Coca-Cola didn't have an upcoming stock split on the docket as of mid-2023. However, the company has completed several stock splits throughout its history.

Will share a co*ke come back? ›

We're excited to bring back 'Share a co*ke' this year, refreshed with more names and now last names.

Is KO a long-term buy? ›

Conclusion. KO has certainly proved its might in the past several years, retaining its top position in the industry. With its long-standing history of positive earnings trends, investors eagerly await the earnings release of this beverage behemoth.

Will Coca-Cola stock reach $100? ›

Coca-Cola stock would need to gain 58.87% to reach $100. According to our Coca-Cola stock forecast, the price of Coca-Cola stock will not reach $100. The highest expected price our algorithm estimates is $ 71.10 by Sep 6, 2024.
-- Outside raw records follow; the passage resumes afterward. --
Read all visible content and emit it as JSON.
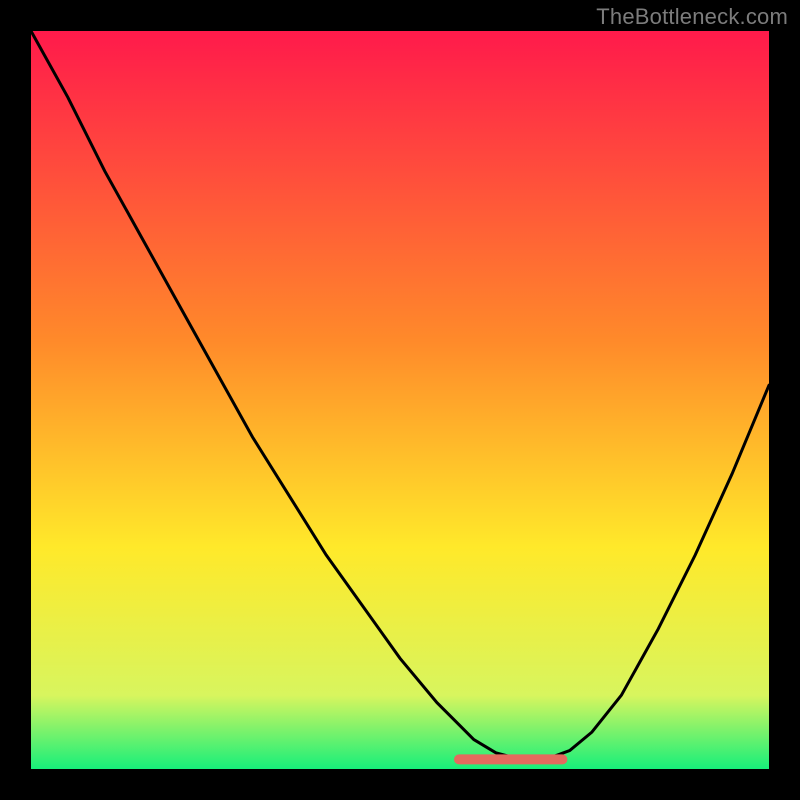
{
  "watermark": "TheBottleneck.com",
  "colors": {
    "frame": "#000000",
    "grad_top": "#ff1a4b",
    "grad_mid": "#fff22a",
    "grad_bot": "#17ef7a",
    "curve": "#000000",
    "marker": "#e46a5e",
    "watermark": "#7c7c7c"
  },
  "chart_data": {
    "type": "line",
    "title": "",
    "xlabel": "",
    "ylabel": "",
    "xlim": [
      0,
      100
    ],
    "ylim": [
      0,
      100
    ],
    "axes_visible": false,
    "background": "vertical-gradient red→yellow→green",
    "series": [
      {
        "name": "bottleneck-curve",
        "x": [
          0.0,
          5,
          10,
          15,
          20,
          25,
          30,
          35,
          40,
          45,
          50,
          55,
          58,
          60,
          63,
          66,
          68,
          70,
          73,
          76,
          80,
          85,
          90,
          95,
          100
        ],
        "y": [
          100,
          91,
          81,
          72,
          63,
          54,
          45,
          37,
          29,
          22,
          15,
          9,
          6,
          4,
          2.2,
          1.4,
          1.2,
          1.4,
          2.5,
          5,
          10,
          19,
          29,
          40,
          52
        ]
      }
    ],
    "flat_region": {
      "x_start": 58,
      "x_end": 72,
      "y": 1.3,
      "note": "pink rounded segment marking bottleneck minimum"
    }
  }
}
Is Coca-Cola a good dividend stock? ›

The business generates tons of free cash flow, to the tune of $9.7 billion in 2023. Even after investing in capital expenditures, there are a lot of resources left to fund dividends. The current 3.2% yield is healthy. But even more impressive, Coca-Cola has increased its annual dividend payout in 62 straight years.

Is dis a buy or sell? ›

Walt Disney has 28.25% upside potential, based on the analysts' average price target. Is DIS a Buy, Sell or Hold? Walt Disney has a consensus rating of Strong Buy which is based on 20 buy ratings, 5 hold ratings and 0 sell ratings.

What is the 5 year forecast for Coca-Cola stock? ›

Coca-Cola stock price stood at $62.96

According to the latest long-term forecast, Coca-Cola price will hit $70 by the end of 2025 and then $80 by the end of 2027. Coca-Cola will rise to $90 within the year of 2028, $100 in 2029, $110 in 2030 and $125 in 2033.